Jaume Plensa was born in Barcelona in 1955.  He’s best known for his sculptures of human faces, heads and figures. Much of his work is designed to be displayed and interacted with in public spaces as a means of unifying individuals. He frequently weaves words and numbers into his work and blends conventional materials with unconventional media such as water, light and sound as a reflection of energy and human connection. The scale of Talia (2016), a sculpture of a woman’s head, encourages guests to question how space and perspective mediate our world, while Heart of Rivers (2016) features seven seated men (self-portraits) with names of great rivers covering their bodies, embracing palm trunks.

Seiko Tachibana’s intaglio prints explore the sources of life, human experience and memory. Born in Osaka, Japan in 1964, she received an MFA from San Francisco Art Institute in 1995 and has since received many awards including Wallace Alexander Gerbode Foundation Award. Her distinctive work balances Asian tradition with minimalist modernity, taking inspiration from nature, a meditation on the forms and shapes of water, ferns and the basic elements of life.
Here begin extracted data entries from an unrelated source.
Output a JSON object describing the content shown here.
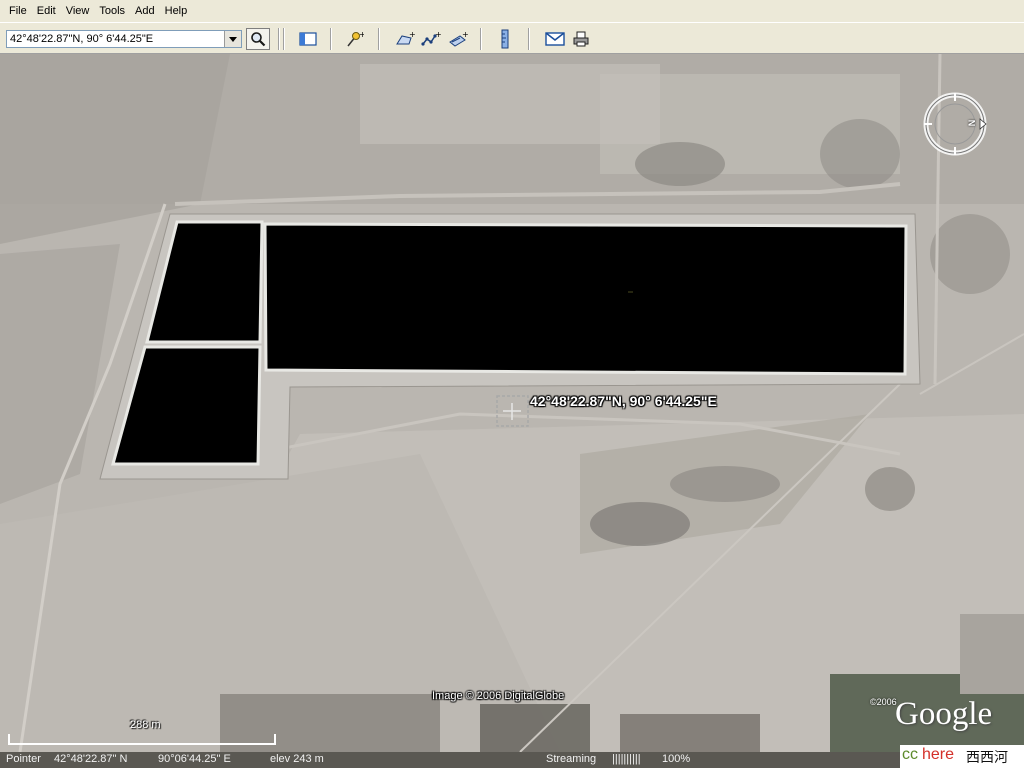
{
  "menu": {
    "file": "File",
    "edit": "Edit",
    "view": "View",
    "tools": "Tools",
    "add": "Add",
    "help": "Help"
  },
  "toolbar": {
    "search_value": "42°48'22.87\"N, 90° 6'44.25\"E",
    "icons": [
      "search-icon",
      "sidebar-toggle-icon",
      "placemark-icon",
      "polygon-icon",
      "path-icon",
      "image-overlay-icon",
      "ruler-icon",
      "email-icon",
      "print-icon"
    ]
  },
  "map": {
    "placemark_label": "42°48'22.87\"N, 90° 6'44.25\"E",
    "image_credit": "Image © 2006 DigitalGlobe",
    "scale_label": "288 m",
    "copyright_year": "©2006",
    "logo_text": "Google",
    "compass_letter": "N"
  },
  "status": {
    "pointer_prefix": "Pointer",
    "pointer_lat": "42°48'22.87\"  N",
    "pointer_lon": "90°06'44.25\"  E",
    "elevation": "elev  243 m",
    "streaming_label": "Streaming",
    "streaming_bars": "||||||||||",
    "streaming_percent": "100%"
  },
  "watermark": {
    "prefix": "cc",
    "word": "here",
    "chinese": "西西河"
  },
  "colors": {
    "ground": "#b8b4ae",
    "reservoir": "#000000",
    "embankment": "#e8e8e4",
    "status_bg": "#5a5852",
    "watermark_accent": "#d4302a"
  }
}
Baltasar Lobo, a Spanish artist known for his abstract sculptures depicting the female form, became part of the avant-garde in Paris, befriending Pablo Picasso and artist Henri Laurens and showing at galleries with Matisse and Leger. Lobo’s Piece d’Eau (1972–1973) perhaps inspired by fragmentary antiquities, represents the essence of a female form that both reclines and defies gravity.